Get latest updates about Open Source Projects, Conferences and News.
The silence extends to the Holocaust, when Kurzeme's large Jewish population was exterminated, largely by the Latvian Auxiliary Police.
History then leaps fromand the flight of the liberal Latvian Central Council to Stockholm, to the s environmental movement that would lead, uniquely, to independence.
As a narrative, there's nothing in the story that Ventspils tells about itself that could possibly offend a Latvian nationalist. In the s, an oil terminal was built here with the assistance of the American investor Armand Hammer and his company Occidental Petroleum, for the export of fossil fuels from the Soviet interior through the Baltic to northwestern Europe.

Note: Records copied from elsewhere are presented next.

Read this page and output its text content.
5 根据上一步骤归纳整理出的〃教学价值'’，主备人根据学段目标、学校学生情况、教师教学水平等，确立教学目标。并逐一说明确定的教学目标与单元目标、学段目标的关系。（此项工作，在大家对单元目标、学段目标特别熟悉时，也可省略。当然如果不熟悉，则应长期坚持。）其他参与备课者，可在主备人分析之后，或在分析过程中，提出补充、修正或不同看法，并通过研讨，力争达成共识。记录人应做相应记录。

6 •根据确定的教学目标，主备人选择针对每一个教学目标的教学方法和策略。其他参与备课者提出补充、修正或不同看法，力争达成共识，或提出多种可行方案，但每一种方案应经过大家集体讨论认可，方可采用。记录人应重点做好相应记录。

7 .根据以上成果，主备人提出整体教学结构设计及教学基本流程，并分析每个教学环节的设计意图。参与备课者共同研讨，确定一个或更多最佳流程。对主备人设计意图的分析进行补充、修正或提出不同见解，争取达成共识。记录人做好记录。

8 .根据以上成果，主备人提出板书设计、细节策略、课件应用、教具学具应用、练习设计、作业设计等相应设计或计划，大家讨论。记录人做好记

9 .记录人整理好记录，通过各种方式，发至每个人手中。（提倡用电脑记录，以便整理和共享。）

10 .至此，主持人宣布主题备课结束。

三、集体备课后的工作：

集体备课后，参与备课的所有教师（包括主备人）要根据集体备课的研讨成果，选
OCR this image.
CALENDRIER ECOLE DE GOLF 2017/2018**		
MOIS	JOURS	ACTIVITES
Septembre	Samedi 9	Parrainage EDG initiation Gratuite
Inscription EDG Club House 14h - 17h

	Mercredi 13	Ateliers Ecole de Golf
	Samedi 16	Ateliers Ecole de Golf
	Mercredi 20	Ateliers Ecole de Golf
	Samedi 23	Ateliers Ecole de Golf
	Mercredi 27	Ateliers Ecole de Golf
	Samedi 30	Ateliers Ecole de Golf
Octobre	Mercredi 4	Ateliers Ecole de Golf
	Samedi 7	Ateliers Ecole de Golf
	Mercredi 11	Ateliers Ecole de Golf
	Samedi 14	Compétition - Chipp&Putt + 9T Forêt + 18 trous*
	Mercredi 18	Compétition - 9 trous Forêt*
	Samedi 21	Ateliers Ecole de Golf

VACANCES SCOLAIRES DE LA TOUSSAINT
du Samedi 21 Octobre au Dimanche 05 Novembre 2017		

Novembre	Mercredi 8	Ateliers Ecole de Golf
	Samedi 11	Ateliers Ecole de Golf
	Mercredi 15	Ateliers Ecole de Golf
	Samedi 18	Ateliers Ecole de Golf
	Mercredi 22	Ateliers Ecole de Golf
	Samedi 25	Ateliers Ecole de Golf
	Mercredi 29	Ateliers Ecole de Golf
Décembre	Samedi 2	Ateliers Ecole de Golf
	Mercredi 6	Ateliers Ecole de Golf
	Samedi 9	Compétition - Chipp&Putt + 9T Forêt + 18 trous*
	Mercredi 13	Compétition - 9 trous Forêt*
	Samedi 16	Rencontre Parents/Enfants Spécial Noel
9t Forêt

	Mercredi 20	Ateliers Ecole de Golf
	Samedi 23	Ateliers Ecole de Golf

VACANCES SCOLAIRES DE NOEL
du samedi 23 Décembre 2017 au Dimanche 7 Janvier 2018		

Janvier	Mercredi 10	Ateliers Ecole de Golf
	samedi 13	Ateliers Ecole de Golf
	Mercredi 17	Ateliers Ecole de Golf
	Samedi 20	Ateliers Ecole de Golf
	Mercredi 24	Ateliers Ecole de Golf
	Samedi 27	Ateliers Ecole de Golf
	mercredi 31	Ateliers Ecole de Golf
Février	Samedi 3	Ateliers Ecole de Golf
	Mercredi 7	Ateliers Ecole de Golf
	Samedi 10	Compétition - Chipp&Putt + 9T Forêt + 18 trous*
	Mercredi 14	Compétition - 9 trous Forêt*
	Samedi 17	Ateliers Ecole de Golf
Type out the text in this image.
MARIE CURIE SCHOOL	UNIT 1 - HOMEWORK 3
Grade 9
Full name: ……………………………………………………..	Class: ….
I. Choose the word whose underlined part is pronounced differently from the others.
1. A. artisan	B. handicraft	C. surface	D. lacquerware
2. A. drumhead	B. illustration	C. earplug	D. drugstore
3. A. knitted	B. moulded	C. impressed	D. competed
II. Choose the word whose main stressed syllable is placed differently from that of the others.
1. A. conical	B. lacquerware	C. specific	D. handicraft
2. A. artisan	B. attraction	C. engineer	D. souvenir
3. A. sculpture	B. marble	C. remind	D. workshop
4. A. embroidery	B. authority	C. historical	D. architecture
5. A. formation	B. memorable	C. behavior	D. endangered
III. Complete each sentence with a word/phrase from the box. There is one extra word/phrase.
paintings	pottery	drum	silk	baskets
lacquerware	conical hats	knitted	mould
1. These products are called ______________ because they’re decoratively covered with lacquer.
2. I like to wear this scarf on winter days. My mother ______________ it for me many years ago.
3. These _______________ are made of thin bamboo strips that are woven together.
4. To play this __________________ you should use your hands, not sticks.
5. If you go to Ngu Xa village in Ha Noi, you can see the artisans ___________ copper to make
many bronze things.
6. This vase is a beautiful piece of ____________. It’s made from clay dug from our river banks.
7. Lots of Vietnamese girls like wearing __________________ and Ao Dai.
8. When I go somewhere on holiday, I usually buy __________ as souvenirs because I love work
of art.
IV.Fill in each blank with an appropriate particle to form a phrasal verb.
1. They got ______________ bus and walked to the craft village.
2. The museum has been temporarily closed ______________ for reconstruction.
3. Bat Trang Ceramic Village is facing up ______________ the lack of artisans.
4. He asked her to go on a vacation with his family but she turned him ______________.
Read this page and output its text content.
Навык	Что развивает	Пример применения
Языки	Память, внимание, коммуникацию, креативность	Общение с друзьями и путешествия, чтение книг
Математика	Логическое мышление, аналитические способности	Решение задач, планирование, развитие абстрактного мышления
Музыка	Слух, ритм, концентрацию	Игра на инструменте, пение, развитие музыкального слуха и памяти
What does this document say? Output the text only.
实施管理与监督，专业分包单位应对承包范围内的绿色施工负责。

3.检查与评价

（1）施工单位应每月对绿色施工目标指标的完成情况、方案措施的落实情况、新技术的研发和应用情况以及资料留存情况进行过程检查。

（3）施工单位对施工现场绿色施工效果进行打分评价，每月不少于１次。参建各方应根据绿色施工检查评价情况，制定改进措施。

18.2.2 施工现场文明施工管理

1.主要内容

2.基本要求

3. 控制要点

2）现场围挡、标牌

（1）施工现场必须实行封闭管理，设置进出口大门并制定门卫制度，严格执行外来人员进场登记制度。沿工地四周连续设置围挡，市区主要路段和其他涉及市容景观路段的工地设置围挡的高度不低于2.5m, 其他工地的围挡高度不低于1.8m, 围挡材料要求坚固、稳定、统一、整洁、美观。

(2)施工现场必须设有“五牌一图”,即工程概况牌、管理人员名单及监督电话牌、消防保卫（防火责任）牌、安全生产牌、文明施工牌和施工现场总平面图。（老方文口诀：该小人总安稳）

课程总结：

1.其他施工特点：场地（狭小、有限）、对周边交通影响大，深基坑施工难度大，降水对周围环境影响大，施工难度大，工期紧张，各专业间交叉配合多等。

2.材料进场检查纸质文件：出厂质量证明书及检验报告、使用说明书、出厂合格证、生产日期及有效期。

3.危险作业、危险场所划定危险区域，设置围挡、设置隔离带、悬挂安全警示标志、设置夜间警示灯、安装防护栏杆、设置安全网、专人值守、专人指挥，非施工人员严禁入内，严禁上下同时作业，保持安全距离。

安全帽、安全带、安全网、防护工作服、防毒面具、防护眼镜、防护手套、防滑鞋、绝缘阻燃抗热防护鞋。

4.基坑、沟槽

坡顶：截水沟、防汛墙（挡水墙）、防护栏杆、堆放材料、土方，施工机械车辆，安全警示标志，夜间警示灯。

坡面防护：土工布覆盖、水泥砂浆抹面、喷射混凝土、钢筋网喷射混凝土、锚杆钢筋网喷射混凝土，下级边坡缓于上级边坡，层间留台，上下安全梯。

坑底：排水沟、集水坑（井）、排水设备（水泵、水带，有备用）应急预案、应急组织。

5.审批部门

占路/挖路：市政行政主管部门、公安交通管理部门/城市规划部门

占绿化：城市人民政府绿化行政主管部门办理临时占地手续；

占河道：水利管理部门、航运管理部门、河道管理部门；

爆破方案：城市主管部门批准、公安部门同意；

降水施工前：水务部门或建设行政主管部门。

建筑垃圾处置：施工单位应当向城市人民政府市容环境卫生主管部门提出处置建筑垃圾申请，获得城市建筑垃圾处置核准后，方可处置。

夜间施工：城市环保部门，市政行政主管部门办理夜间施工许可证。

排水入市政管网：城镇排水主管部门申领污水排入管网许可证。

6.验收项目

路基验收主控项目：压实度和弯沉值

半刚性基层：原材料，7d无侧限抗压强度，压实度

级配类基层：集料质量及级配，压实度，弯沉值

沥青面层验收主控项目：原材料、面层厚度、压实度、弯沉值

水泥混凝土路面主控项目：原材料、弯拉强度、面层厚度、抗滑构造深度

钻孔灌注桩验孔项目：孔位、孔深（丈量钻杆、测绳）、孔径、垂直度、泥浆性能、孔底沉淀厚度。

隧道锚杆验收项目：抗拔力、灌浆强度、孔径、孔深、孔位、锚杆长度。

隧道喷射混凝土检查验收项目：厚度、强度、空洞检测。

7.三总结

The large Free Port of Ventspils Simon Brown Lazy Trading System still based around this, and it has been a Special Economic Zone sinceduring which it has become a highly profitable capitalist enterprise. It is the Oil Terminal that first makes it obvious quite what sort of a town you are in, on arrival from the bus station.
Nearby is a small square, built around the Lutheran Church, a diminutive piece of Petersburgian classicism, and an ensemble of little houses, wood and stucco, leading down to the historic market square.
As you step down towards the market, you can't help but see the Terminal — a continuous metal conduit, stained red and black, suspended on tiny little metal struts, connected by pipes and gantries to domed containers, leading further to spindly, rusty cranes, and in the middle of all of this, dwarfed, a couple of grimy, late 19th century dock buildings.
The sudden shift from the Lilliputian scale of the houses and the church to this Constructivist monster is the most remarkable thing in the town, and a constant reminder of what exactly it revolves around. In front of it, dotted along the quayside promenade, and the passenger port that can take you to Sweden, North Germany, Denmark, is a series of fibreglass cows.